Padise
Naturally favourable conditions for community living and sourcing food allowed people to settle in the Padise area more than 4000 years ago. Several settlements date back to the Iron Age such as the village of Ranna, in Kõmmaste, Padise City Mountain and the Old Town Mountain.
Fortress Hill of Padise.
Fortress Hill of Padise
Fortress Hill of Padise is a medium-sized ancient fortress with an area of approximately 3,300 m2. This location was chosen as it was naturally well-protected from three sides by a river bank with steep slopes up to 14 m high. It is possible that when the fortress was built, its slopes were raised even steeper. The Fortress Hill of Padise has not been inhabited continuously, it has only been used for defence purposes, especially during the Viking era. It was an ideal place for controlling the mouth of the river Padise and managing the port, as the Paldiski Bay stretched over a kilometer to the inland, offering a landing site hidden from western winds. Archaeologists have suggested that the new fortification phase of the Fortress Hill of Padise took place in the late 12th or early 13th century.


After the end of the Livonian War on August 22, 1622 Swedish King Gustav Adolf II gifted the Padise Monastery to the Mayor of Riga, Thomas Ramm.
The first rooms of the manor were built by Thomas Ramm inside the former monastery walls. For this, new openings for windows and doors were cut into the walls. Partitions, stoves and fireplaces were built, and the church room was divided in half.
The 17th century can be considered the prosperity of Padise manor. In the fire of 1766, the manor was destroyed.
The new house, which was built after the fire, was built next to a former moat and it was initially a modest wooden building. The second floor of the building was not completed until the 1850s. By now, both the manor house and the servant’s wing have been restored, and the manor’s park and pond have been tidied up. Today the manor is a home to a hotel and restaurant.
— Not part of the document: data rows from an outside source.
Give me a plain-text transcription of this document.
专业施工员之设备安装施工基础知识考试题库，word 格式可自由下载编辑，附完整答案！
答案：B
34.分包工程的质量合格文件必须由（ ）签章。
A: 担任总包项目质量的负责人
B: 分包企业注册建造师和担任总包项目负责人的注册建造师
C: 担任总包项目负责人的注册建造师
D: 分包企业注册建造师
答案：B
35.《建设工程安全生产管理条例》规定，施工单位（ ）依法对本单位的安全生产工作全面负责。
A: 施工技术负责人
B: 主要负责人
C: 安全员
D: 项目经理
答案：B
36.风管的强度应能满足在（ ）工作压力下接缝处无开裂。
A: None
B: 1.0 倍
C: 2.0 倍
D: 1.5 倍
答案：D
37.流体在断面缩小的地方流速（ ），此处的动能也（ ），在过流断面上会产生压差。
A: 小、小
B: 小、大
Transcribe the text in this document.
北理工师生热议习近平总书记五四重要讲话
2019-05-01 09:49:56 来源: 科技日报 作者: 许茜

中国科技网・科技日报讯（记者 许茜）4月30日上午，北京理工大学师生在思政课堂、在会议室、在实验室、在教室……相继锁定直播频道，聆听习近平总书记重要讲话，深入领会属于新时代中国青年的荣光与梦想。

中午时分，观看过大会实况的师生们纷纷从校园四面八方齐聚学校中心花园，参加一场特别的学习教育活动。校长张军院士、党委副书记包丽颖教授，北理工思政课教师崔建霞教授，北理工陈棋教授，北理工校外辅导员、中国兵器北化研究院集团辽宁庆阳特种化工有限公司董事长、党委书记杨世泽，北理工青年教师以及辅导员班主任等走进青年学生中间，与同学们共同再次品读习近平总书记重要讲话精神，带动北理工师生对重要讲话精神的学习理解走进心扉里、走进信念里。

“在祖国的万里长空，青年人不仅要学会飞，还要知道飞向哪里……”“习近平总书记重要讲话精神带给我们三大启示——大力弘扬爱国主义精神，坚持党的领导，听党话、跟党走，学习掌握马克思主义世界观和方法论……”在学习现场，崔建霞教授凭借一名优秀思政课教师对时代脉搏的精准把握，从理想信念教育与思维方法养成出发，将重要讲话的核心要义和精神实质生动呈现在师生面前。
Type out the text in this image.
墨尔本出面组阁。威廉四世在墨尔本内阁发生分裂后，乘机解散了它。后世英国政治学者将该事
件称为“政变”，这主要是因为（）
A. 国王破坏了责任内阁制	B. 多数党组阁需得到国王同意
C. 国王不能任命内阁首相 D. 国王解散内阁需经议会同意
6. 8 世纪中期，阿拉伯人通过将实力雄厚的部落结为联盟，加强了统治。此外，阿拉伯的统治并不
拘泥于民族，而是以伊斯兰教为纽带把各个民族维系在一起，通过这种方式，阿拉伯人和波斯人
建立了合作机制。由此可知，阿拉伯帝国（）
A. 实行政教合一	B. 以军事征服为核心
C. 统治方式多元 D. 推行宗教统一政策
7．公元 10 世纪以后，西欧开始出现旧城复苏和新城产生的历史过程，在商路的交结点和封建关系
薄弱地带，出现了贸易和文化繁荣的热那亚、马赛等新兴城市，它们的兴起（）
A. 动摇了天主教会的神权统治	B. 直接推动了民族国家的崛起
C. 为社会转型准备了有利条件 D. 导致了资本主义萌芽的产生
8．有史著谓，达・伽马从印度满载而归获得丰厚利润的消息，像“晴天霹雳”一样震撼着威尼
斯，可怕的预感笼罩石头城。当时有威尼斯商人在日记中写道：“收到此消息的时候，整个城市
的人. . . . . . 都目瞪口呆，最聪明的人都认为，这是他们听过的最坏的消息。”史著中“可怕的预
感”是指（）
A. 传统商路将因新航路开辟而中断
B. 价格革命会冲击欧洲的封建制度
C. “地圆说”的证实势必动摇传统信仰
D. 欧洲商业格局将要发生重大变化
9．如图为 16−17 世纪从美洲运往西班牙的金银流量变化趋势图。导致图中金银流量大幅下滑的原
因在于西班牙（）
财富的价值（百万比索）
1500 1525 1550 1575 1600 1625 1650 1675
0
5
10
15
A few hundred meters from the ruins of the monastery is a stable built in the 19th century with interesting architecture, central colonnade and a courtyard. Today this building houses a store and a caffe.


Community house of Padise
The Padise community house, or the central building of the former Koidula collective farm (architect Siiri Kasemets), is one of the best examples of Estonian modernism. The building was completed as a reflection of the cattle castle of Padise manor and has been called one of the most economical and delicate outputs of modern environmental awareness and a masterpiece of rural architecture of the 1970s.